А Анна Ефимовна вдруг перестала думать о Кокине, радуясь, что прошла сегодня километров десять и ни разу не отдохнула. Значит, есть силы. Ведь она решила вернуться в школу. И как только решила, сразу стало легче, забылся длинный узколицый Кокин и то, что нужно с ним ругаться, и то, что придется работать пока почти даром – все классы разобрали, и то, что недавно ей исполнилось шестьдесят. Она всегда стыдилась быть старухой.
– Не уезжай, Мария, – сказала чуть слышно: хотелось, чтобы у всех было ясно. – А жениха найдем. В деревне-то не парни выбирают, а девки. Давай смелей… И Кокина давай вместе… – сказала она весело, засмеялась.
– Как вместе?
– А так…
– Куда мне… – вздохнула Мария, закутав горло тяжелым воротником кофты. Она всегда простывала.
Началась деревня. Бросились под ноги собаки с лаем, из окон лились белые полосы от света. По улице ходили тени. Анна Ефимовна обрадовалась жилью, светлым окнам, собачьему лаю, соскучившись в полях по живым звукам, по людским голосам, и теперь оглядывалась вокруг тревожно-радостными глазами, точно зашла впервые в эту длинную, бесконечную деревню, полную шорохов, тихих, вздрагивающих голосов в переулках, от которых делалось все вокруг милым и нежным. И в ее душе поднималась новая, молодая сила, от нее стало в груди горячо. Падали звезды. От этих угасающих звезд, от тихих осенних полей, которые еще жили в ней, от тумана, от слабых ночных звуков, от новых мыслей стало легко и просто.
– А страх, Мария, тоже проходит. Нельзя уйти от жизни, нельзя, поверь… Человек рождается для мечты… Это не высокие слова – пойми наконец. И пусть пройдет пять, десять лет, а мечта должна жить. Если потерял ее – значит, и не жил, а сидел в норе…

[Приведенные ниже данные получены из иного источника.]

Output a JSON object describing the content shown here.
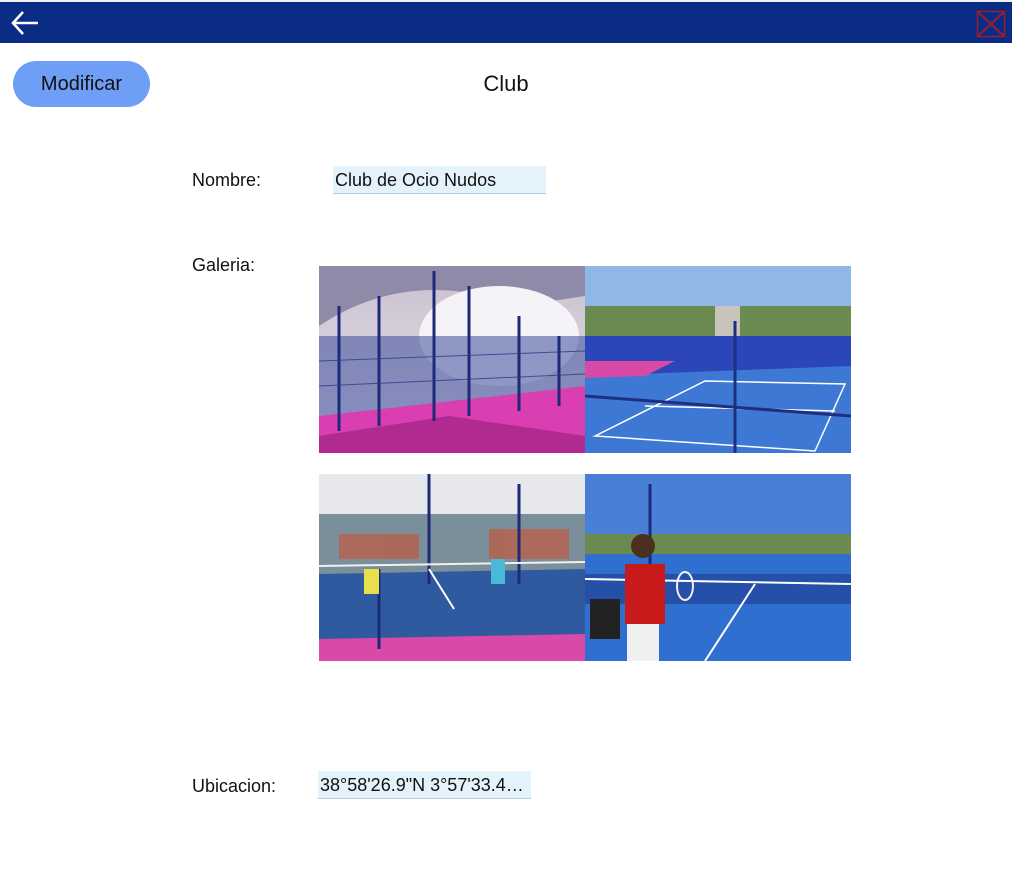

Мария закашлялась. Обрадовалась кашлю – можно было не отвечать. Под ноги падал теплый свет, на лавочках сидели пары, и, когда они проходили рядом, пары затихали, потом опять начинали целоваться – в тихую ночь все слышно.

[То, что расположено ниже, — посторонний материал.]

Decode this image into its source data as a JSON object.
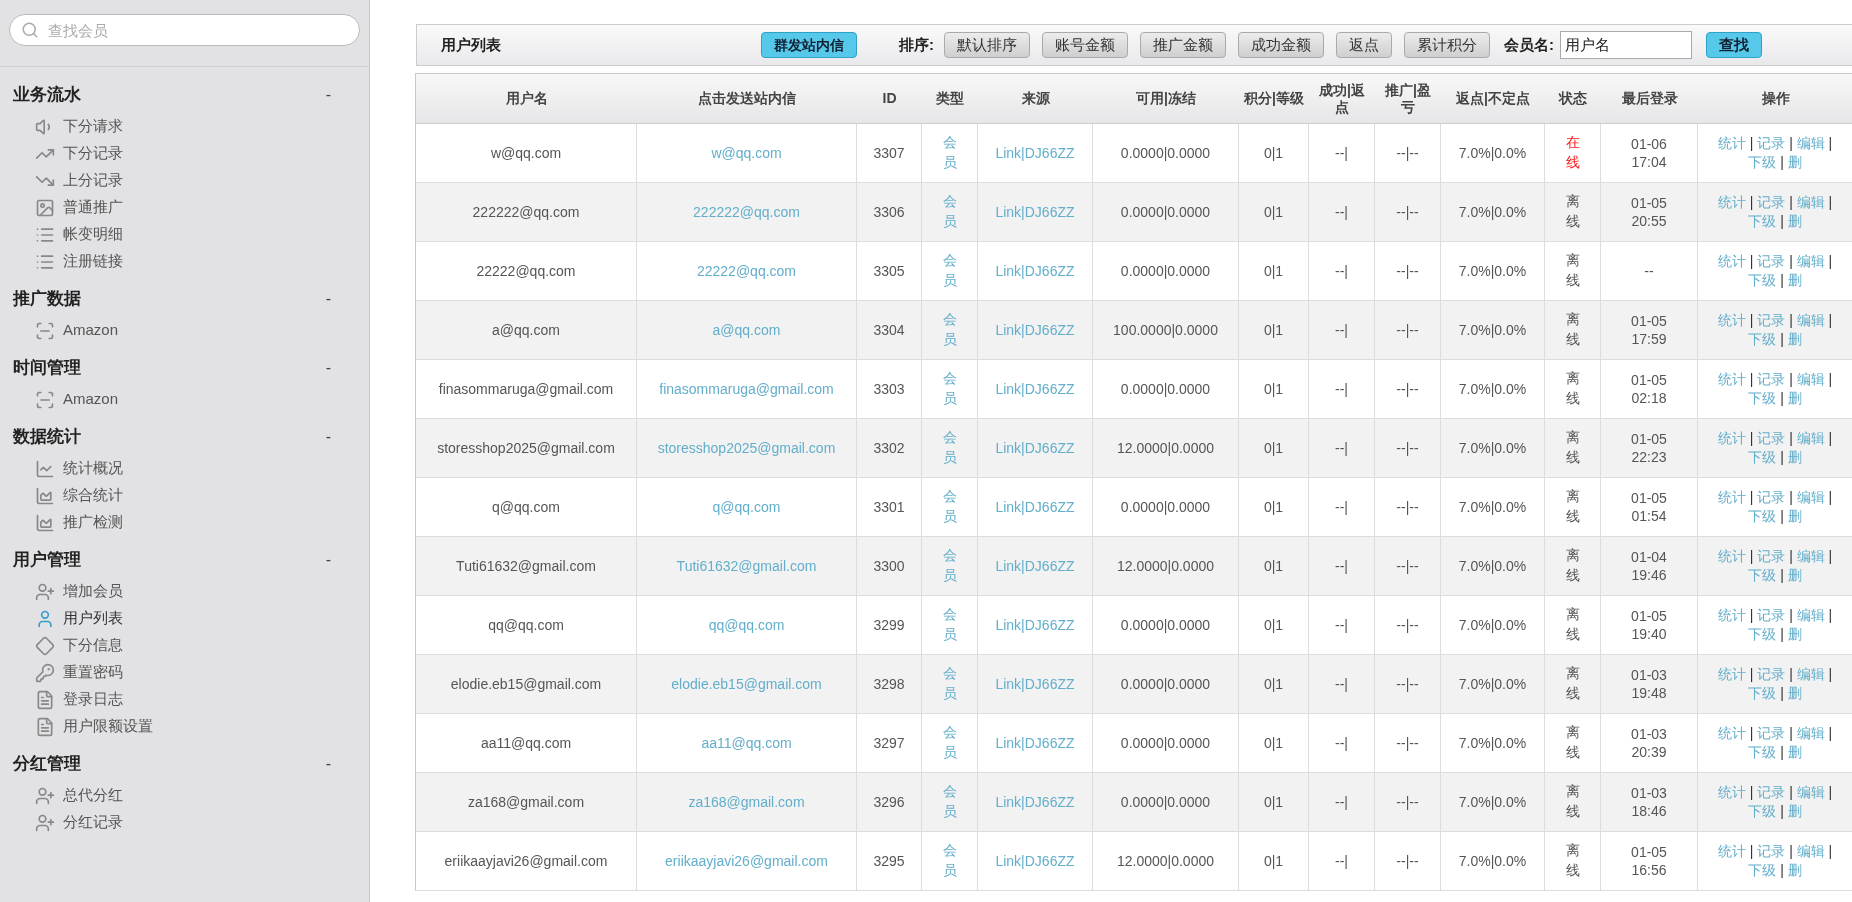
{
  "sidebar": {
    "search": {
      "placeholder": "查找会员"
    },
    "sections": [
      {
        "title": "业务流水",
        "toggle": "-",
        "items": [
          {
            "label": "下分请求",
            "selected": false
          },
          {
            "label": "下分记录",
            "selected": false
          },
          {
            "label": "上分记录",
            "selected": false
          },
          {
            "label": "普通推广",
            "selected": false
          },
          {
            "label": "帐变明细",
            "selected": false
          },
          {
            "label": "注册链接",
            "selected": false
          }
        ]
      },
      {
        "title": "推广数据",
        "toggle": "-",
        "items": [
          {
            "label": "Amazon",
            "selected": false
          }
        ]
      },
      {
        "title": "时间管理",
        "toggle": "-",
        "items": [
          {
            "label": "Amazon",
            "selected": false
          }
        ]
      },
      {
        "title": "数据统计",
        "toggle": "-",
        "items": [
          {
            "label": "统计概况",
            "selected": false
          },
          {
            "label": "综合统计",
            "selected": false
          },
          {
            "label": "推广检测",
            "selected": false
          }
        ]
      },
      {
        "title": "用户管理",
        "toggle": "-",
        "items": [
          {
            "label": "增加会员",
            "selected": false
          },
          {
            "label": "用户列表",
            "selected": true
          },
          {
            "label": "下分信息",
            "selected": false
          },
          {
            "label": "重置密码",
            "selected": false
          },
          {
            "label": "登录日志",
            "selected": false
          },
          {
            "label": "用户限额设置",
            "selected": false
          }
        ]
      },
      {
        "title": "分红管理",
        "toggle": "-",
        "items": [
          {
            "label": "总代分红",
            "selected": false
          },
          {
            "label": "分红记录",
            "selected": false
          }
        ]
      }
    ]
  },
  "toolbar": {
    "title": "用户列表",
    "broadcast_button": "群发站内信",
    "sort_label": "排序:",
    "sort_buttons": [
      "默认排序",
      "账号金额",
      "推广金额",
      "成功金额",
      "返点",
      "累计积分"
    ],
    "member_label": "会员名:",
    "member_field": {
      "value": "用户名"
    },
    "search_button": "查找"
  },
  "table": {
    "columns": [
      "用户名",
      "点击发送站内信",
      "ID",
      "类型",
      "来源",
      "可用|冻结",
      "积分|等级",
      "成功|返点",
      "推广|盈亏",
      "返点|不定点",
      "状态",
      "最后登录",
      "操作"
    ],
    "action_separator": "|",
    "rows": [
      {
        "user": "w@qq.com",
        "message_link": "w@qq.com",
        "id": "3307",
        "type": "会员",
        "source": "Link|DJ66ZZ",
        "balance": "0.0000|0.0000",
        "points": "0|1",
        "success": "--|",
        "promo": "--|--",
        "rebate": "7.0%|0.0%",
        "status": "在线",
        "online": true,
        "last_login": "01-06 17:04",
        "actions": [
          "统计",
          "记录",
          "编辑",
          "下级",
          "删"
        ]
      },
      {
        "user": "222222@qq.com",
        "message_link": "222222@qq.com",
        "id": "3306",
        "type": "会员",
        "source": "Link|DJ66ZZ",
        "balance": "0.0000|0.0000",
        "points": "0|1",
        "success": "--|",
        "promo": "--|--",
        "rebate": "7.0%|0.0%",
        "status": "离线",
        "online": false,
        "last_login": "01-05 20:55",
        "actions": [
          "统计",
          "记录",
          "编辑",
          "下级",
          "删"
        ]
      },
      {
        "user": "22222@qq.com",
        "message_link": "22222@qq.com",
        "id": "3305",
        "type": "会员",
        "source": "Link|DJ66ZZ",
        "balance": "0.0000|0.0000",
        "points": "0|1",
        "success": "--|",
        "promo": "--|--",
        "rebate": "7.0%|0.0%",
        "status": "离线",
        "online": false,
        "last_login": "--",
        "actions": [
          "统计",
          "记录",
          "编辑",
          "下级",
          "删"
        ]
      },
      {
        "user": "a@qq.com",
        "message_link": "a@qq.com",
        "id": "3304",
        "type": "会员",
        "source": "Link|DJ66ZZ",
        "balance": "100.0000|0.0000",
        "points": "0|1",
        "success": "--|",
        "promo": "--|--",
        "rebate": "7.0%|0.0%",
        "status": "离线",
        "online": false,
        "last_login": "01-05 17:59",
        "actions": [
          "统计",
          "记录",
          "编辑",
          "下级",
          "删"
        ]
      },
      {
        "user": "finasommaruga@gmail.com",
        "message_link": "finasommaruga@gmail.com",
        "id": "3303",
        "type": "会员",
        "source": "Link|DJ66ZZ",
        "balance": "0.0000|0.0000",
        "points": "0|1",
        "success": "--|",
        "promo": "--|--",
        "rebate": "7.0%|0.0%",
        "status": "离线",
        "online": false,
        "last_login": "01-05 02:18",
        "actions": [
          "统计",
          "记录",
          "编辑",
          "下级",
          "删"
        ]
      },
      {
        "user": "storesshop2025@gmail.com",
        "message_link": "storesshop2025@gmail.com",
        "id": "3302",
        "type": "会员",
        "source": "Link|DJ66ZZ",
        "balance": "12.0000|0.0000",
        "points": "0|1",
        "success": "--|",
        "promo": "--|--",
        "rebate": "7.0%|0.0%",
        "status": "离线",
        "online": false,
        "last_login": "01-05 22:23",
        "actions": [
          "统计",
          "记录",
          "编辑",
          "下级",
          "删"
        ]
      },
      {
        "user": "q@qq.com",
        "message_link": "q@qq.com",
        "id": "3301",
        "type": "会员",
        "source": "Link|DJ66ZZ",
        "balance": "0.0000|0.0000",
        "points": "0|1",
        "success": "--|",
        "promo": "--|--",
        "rebate": "7.0%|0.0%",
        "status": "离线",
        "online": false,
        "last_login": "01-05 01:54",
        "actions": [
          "统计",
          "记录",
          "编辑",
          "下级",
          "删"
        ]
      },
      {
        "user": "Tuti61632@gmail.com",
        "message_link": "Tuti61632@gmail.com",
        "id": "3300",
        "type": "会员",
        "source": "Link|DJ66ZZ",
        "balance": "12.0000|0.0000",
        "points": "0|1",
        "success": "--|",
        "promo": "--|--",
        "rebate": "7.0%|0.0%",
        "status": "离线",
        "online": false,
        "last_login": "01-04 19:46",
        "actions": [
          "统计",
          "记录",
          "编辑",
          "下级",
          "删"
        ]
      },
      {
        "user": "qq@qq.com",
        "message_link": "qq@qq.com",
        "id": "3299",
        "type": "会员",
        "source": "Link|DJ66ZZ",
        "balance": "0.0000|0.0000",
        "points": "0|1",
        "success": "--|",
        "promo": "--|--",
        "rebate": "7.0%|0.0%",
        "status": "离线",
        "online": false,
        "last_login": "01-05 19:40",
        "actions": [
          "统计",
          "记录",
          "编辑",
          "下级",
          "删"
        ]
      },
      {
        "user": "elodie.eb15@gmail.com",
        "message_link": "elodie.eb15@gmail.com",
        "id": "3298",
        "type": "会员",
        "source": "Link|DJ66ZZ",
        "balance": "0.0000|0.0000",
        "points": "0|1",
        "success": "--|",
        "promo": "--|--",
        "rebate": "7.0%|0.0%",
        "status": "离线",
        "online": false,
        "last_login": "01-03 19:48",
        "actions": [
          "统计",
          "记录",
          "编辑",
          "下级",
          "删"
        ]
      },
      {
        "user": "aa11@qq.com",
        "message_link": "aa11@qq.com",
        "id": "3297",
        "type": "会员",
        "source": "Link|DJ66ZZ",
        "balance": "0.0000|0.0000",
        "points": "0|1",
        "success": "--|",
        "promo": "--|--",
        "rebate": "7.0%|0.0%",
        "status": "离线",
        "online": false,
        "last_login": "01-03 20:39",
        "actions": [
          "统计",
          "记录",
          "编辑",
          "下级",
          "删"
        ]
      },
      {
        "user": "za168@gmail.com",
        "message_link": "za168@gmail.com",
        "id": "3296",
        "type": "会员",
        "source": "Link|DJ66ZZ",
        "balance": "0.0000|0.0000",
        "points": "0|1",
        "success": "--|",
        "promo": "--|--",
        "rebate": "7.0%|0.0%",
        "status": "离线",
        "online": false,
        "last_login": "01-03 18:46",
        "actions": [
          "统计",
          "记录",
          "编辑",
          "下级",
          "删"
        ]
      },
      {
        "user": "eriikaayjavi26@gmail.com",
        "message_link": "eriikaayjavi26@gmail.com",
        "id": "3295",
        "type": "会员",
        "source": "Link|DJ66ZZ",
        "balance": "12.0000|0.0000",
        "points": "0|1",
        "success": "--|",
        "promo": "--|--",
        "rebate": "7.0%|0.0%",
        "status": "离线",
        "online": false,
        "last_login": "01-05 16:56",
        "actions": [
          "统计",
          "记录",
          "编辑",
          "下级",
          "删"
        ]
      }
    ]
  }
}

Собаки этих двоих уже узнали, не лаяли, только забегали вперед и смотрели в глаза и скулили.
– Ничего, еще заживем… Еще заживем, Мария! Ничего от нас не уйдет, еще покажем… Покажем! И память о себе оставим! Эх, Мария, спасибо тебе, спасибо…

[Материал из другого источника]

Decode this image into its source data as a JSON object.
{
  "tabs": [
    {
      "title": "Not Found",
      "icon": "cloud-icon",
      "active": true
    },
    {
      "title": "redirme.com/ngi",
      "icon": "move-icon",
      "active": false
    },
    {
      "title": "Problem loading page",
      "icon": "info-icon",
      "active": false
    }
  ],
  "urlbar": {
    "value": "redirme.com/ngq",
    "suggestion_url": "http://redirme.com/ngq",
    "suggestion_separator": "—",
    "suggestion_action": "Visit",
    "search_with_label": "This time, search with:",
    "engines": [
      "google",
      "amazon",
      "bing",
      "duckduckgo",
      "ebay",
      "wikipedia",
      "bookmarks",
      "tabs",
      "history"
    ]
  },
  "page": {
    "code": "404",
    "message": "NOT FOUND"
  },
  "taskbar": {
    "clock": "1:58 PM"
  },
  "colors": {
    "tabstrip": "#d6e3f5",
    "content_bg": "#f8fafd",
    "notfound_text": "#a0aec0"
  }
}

Они простились. Звезды падали чаще. Стало совсем холодно, сильней заскрипела гармошка. В деревню тоже пришел туман. Звезды над туманом сделались ярче и такие же синие, как там, за деревней. Где-то рядом фыркали кони, бились в стойлах, просясь на волю, – на них покрикивал сторож.
Мария свернула в угловой дом в переулке, а Анна Ефимовна пошла скорым шагом в конец деревни, где стоял ее белый, уже постаревший домик, который построил Гриша. Ноги неслись быстро, в висках звенело, и казалось, что она молода снова, полна желаний, предчувствий, может, жизнь сотворит ей какое-то великое чудо, точно вернется оттуда Гриша, спадет с головы седина, усталость, сгорят бесследно заботы.
Утром в кабинет нового директора школы зашли две женщины. Он увидел их и стал что-то долго писать в большой книге. Лицо напряглось, от шеи полезли вверх пятна, ручка еще сильней заходила в книге. Он думал, зачем пришли эти двое. И если сейчас старая будет ругать его, за молодую заступаться, то он уже знает, что ответить. Может, просто не будет слушать, выйдет. Так даже достойней. Но они принесли заявления. Мария просила ее уволить, а Анна Ефимовна – принять на работу. Кокин потерялся и, чтоб не принимать ложного решения, сразу же поехал в районо советоваться.
И как только уехал, Анну Ефимовну окружили учителя. Они смеялись, радовались, стали петь песни. И когда запели «Под крылом самолета о чем-то поет зеленое море тайги…», голос ее был самый слышный и звонкий. Не хотелось ей, чтобы песня кончалась.